You have to be careful though. Saying that the eigenvectors span the space is very useless in infinite dimensions. You will find almost no examples of this. What you should say is that the closure of the span of the eigenvectors is the entire space. So it is important to take the closure. In infinite dimensions, this is unnecessary though.

16. Apr 2, 2013

atyy

In the last sentence, did you mean to say "In finite dimensions, this is unnecessary though"?

17. Apr 2, 2013

Fredrik

Staff Emeritus
As a mathematician, you should know that physics is far too difficult to be left to the physicists.

Many standard QM books (e.g. Sakurai) never use concepts from topology. That's why our understanding of these things is so poor.

18. Apr 2, 2013

micromass

Yes. Sorry.

19. Apr 2, 2013

micromass

But topology is so beautiful.

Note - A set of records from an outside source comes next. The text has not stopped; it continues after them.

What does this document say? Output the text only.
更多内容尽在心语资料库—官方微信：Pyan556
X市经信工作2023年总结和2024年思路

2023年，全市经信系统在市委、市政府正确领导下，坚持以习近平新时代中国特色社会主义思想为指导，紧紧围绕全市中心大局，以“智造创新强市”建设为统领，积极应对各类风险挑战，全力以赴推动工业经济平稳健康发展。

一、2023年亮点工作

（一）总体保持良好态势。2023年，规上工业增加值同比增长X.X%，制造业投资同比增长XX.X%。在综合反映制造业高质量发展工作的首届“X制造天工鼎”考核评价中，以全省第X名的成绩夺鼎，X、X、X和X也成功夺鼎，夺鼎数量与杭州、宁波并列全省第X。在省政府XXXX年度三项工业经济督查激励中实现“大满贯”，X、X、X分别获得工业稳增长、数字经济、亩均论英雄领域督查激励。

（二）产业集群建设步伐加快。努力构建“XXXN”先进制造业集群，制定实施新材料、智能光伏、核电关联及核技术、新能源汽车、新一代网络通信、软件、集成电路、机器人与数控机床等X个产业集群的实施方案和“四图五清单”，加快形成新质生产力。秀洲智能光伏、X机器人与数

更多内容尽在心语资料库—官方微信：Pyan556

Why ignore it

20. Apr 3, 2013

atyy

OK, good - now I need to find out what "closure" means

(Thanks for all your detailed answers, maybe you can point me to some good book to read ...)

21. Apr 3, 2013

micromass

If you're really interested in the mathematics behind QM, then I highly recommend Kreyzig: https://www.amazon.com/Introductory-Functional-Analysis-Applications-Kreyszig/dp/0471504599
The book covers a lot of ground, but unlike most functional analysis books, it doesn't have many prerequisites.

Another nice book (and more physical) is Prugovecki: https://www.amazon.com/Quantum-Mechanics-Hilbert-Space-Physics/dp/0486453278

The notion of closure is treated very well in both books.

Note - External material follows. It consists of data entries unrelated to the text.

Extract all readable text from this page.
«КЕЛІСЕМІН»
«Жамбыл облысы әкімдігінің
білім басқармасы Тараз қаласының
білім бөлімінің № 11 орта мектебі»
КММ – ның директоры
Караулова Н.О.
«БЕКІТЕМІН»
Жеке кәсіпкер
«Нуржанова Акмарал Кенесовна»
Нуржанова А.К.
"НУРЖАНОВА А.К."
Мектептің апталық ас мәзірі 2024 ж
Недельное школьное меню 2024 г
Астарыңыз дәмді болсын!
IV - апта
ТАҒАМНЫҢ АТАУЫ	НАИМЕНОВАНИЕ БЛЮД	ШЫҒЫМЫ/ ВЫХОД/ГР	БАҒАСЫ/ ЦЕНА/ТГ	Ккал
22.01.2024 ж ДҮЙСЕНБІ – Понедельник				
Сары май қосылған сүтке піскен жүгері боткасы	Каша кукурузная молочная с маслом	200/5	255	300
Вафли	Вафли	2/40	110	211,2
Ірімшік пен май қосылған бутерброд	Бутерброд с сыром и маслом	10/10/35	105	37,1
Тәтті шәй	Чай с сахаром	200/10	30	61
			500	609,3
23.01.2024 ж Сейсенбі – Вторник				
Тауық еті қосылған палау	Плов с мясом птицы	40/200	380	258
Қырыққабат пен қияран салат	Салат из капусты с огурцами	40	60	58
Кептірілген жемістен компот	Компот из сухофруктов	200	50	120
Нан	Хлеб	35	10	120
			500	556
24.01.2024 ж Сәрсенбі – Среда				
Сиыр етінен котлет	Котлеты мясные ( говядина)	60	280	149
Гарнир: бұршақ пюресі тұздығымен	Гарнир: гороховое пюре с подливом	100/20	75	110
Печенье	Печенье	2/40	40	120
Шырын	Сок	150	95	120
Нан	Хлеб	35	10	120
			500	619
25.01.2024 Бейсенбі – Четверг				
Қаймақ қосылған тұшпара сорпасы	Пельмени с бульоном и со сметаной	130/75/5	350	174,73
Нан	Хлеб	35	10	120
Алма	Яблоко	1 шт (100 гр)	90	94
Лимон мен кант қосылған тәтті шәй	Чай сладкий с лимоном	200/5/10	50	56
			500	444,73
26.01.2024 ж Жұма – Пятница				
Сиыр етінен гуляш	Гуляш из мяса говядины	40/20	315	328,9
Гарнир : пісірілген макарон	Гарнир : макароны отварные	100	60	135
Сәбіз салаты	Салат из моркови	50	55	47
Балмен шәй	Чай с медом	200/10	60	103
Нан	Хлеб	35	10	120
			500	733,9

Last edited by a moderator: May 6, 2017
22. Apr 3, 2013

atyy

Thanks!

BTW, when I asked my QM prof (Xiao-Gang Wen) whether I should take more maths classes, he said rigourous maths classes are mostly useless, because you only learn about things that don't exist, like functions that are everywhere continuous but nowhere differentiable. But he studies something called "topological order", so I think he likes topology.

Another prof said something like, he didn't know whether anything he told us was really mathematically correct, but it all matched experiment ...

Last edited by a moderator: May 6, 2017
23. Apr 3, 2013

Fredrik

Staff Emeritus
Hilbert spaces are metric spaces. In the context of metric spaces, you can define "closed" like this: Let X be a metric space. A set $E\subset X$ is said to be closed if the limit of every convergent sequence with all its terms in E is in E. Then you can define the closure of an arbitrary $E\subset X$ as the smallest subset of X that contains E. Another way of saying that is that the closure of E is the the intersection of all the subsets of X that contain E. And yet another way is to say that the closure of E is the set of points that are limits of convergent sequences with all terms in E.

A subset of a Hilbert space that's also a vector space is called a linear subspace. It can be proved that a linear subspace of a Hilbert space is a Hilbert space if and only if it's a closed set. Hence the term closed linear subspace. I would prefer to call these things "vector subspaces" and "Hilbert subspaces", but that terminology seems less popular for some reason.

24. Apr 3, 2013

micromass

Maybe a more intuitive explanation (but also imprecise). If I say that the span of some vectors is the entire space, then that means that every vector is the linear combination of the vectors I start with. In particular, I can multiply with scalars and I can take finite sums.
If I take the closure of the space, then I also allow infinite sums to be taken.

25. Apr 3, 2013

DrDu

As Fredrik has pointed out already, the question is not one of mathematical rigor, as every self-adjoint operator has a spectral decomposition. The problem is rather how to realize a given operator as a measurement device.